Although we have been saved (Justification) and experience many of God’s blessings, we still struggle with sin and live in a world where Satan rules.  Sanctification is the process by which we are being saved as the Holy Spirit works in us to progressively free us from sin and make us more like Christ.  While obedience merits nothing towards our salvation, it is the necessary result of the Spirit’s presence in the lives of believers (Romans 6:1-7, James 3:24-26).  The miracle of the New Covenant promised by the prophets is not that God would one day lower His Holy standards for our lives.  Instead, His Spirit would write His laws upon our hearts, rather than upon tablets of stone, so that we would love and obey Him (Jeremiah 31:33, Deuteronomy 30:6, Ezekiel 36:26).  As we examine our lives to see the fruit of obedience (Philippians 2:12-13, 1 Peter 1:2-11,) we must keep in mind two things: First, obedience is not something we produce but something the Spirit produces in us.  Second, the Christian is not someone who is better than everyone else, but someone who is better than he or she once was.    

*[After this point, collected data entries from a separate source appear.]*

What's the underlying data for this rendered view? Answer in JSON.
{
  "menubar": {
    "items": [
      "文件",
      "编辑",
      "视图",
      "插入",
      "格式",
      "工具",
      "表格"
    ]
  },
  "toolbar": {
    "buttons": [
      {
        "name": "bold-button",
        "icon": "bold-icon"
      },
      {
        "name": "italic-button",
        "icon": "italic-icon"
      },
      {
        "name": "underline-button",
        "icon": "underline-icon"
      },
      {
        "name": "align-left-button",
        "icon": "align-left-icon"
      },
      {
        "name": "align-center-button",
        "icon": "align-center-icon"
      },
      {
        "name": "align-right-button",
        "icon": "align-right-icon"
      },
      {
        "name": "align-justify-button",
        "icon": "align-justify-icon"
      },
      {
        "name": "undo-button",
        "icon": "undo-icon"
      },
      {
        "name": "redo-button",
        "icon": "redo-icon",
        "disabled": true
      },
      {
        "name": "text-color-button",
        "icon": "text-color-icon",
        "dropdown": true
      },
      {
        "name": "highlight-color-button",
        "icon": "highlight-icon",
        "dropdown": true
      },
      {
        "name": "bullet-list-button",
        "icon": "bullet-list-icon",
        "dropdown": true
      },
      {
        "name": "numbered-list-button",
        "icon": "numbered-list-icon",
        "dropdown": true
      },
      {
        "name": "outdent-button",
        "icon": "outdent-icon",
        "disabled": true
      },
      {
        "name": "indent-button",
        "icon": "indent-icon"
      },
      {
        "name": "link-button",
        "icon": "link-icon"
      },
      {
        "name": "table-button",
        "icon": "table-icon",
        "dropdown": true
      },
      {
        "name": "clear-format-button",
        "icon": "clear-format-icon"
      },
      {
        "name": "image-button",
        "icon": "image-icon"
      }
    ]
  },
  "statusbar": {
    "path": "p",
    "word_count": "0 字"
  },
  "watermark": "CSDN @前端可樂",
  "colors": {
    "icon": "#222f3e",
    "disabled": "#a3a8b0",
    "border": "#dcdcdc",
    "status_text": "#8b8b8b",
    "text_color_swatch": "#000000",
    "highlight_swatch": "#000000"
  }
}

We look forward to the time when Christ comes again and our salvation will reach its culmination and we will be glorified with Him.  This hope is founded on the resurrection of Christ and the fact that the same Spirit who raised Him from the dead now dwells in us.  In Romans 8:28-30, Paul describes the progressive parts of our salvation, ending by saying “those whom He justified, these He also glorified”.  Glorification for those in Paul’s day and for us is a future event.  Yet, Paul uses the past tense.  He does so to stress the assurance of our hope.  He is speaking as if it has already happened because it is guaranteed to come about according to God’s sovereign plan and work in our lives.  As Paul says elsewhere, “being confident of this very thing, that He who has begun a good work in you will complete it until the day of Jesus Christ” (Philippians 1:6).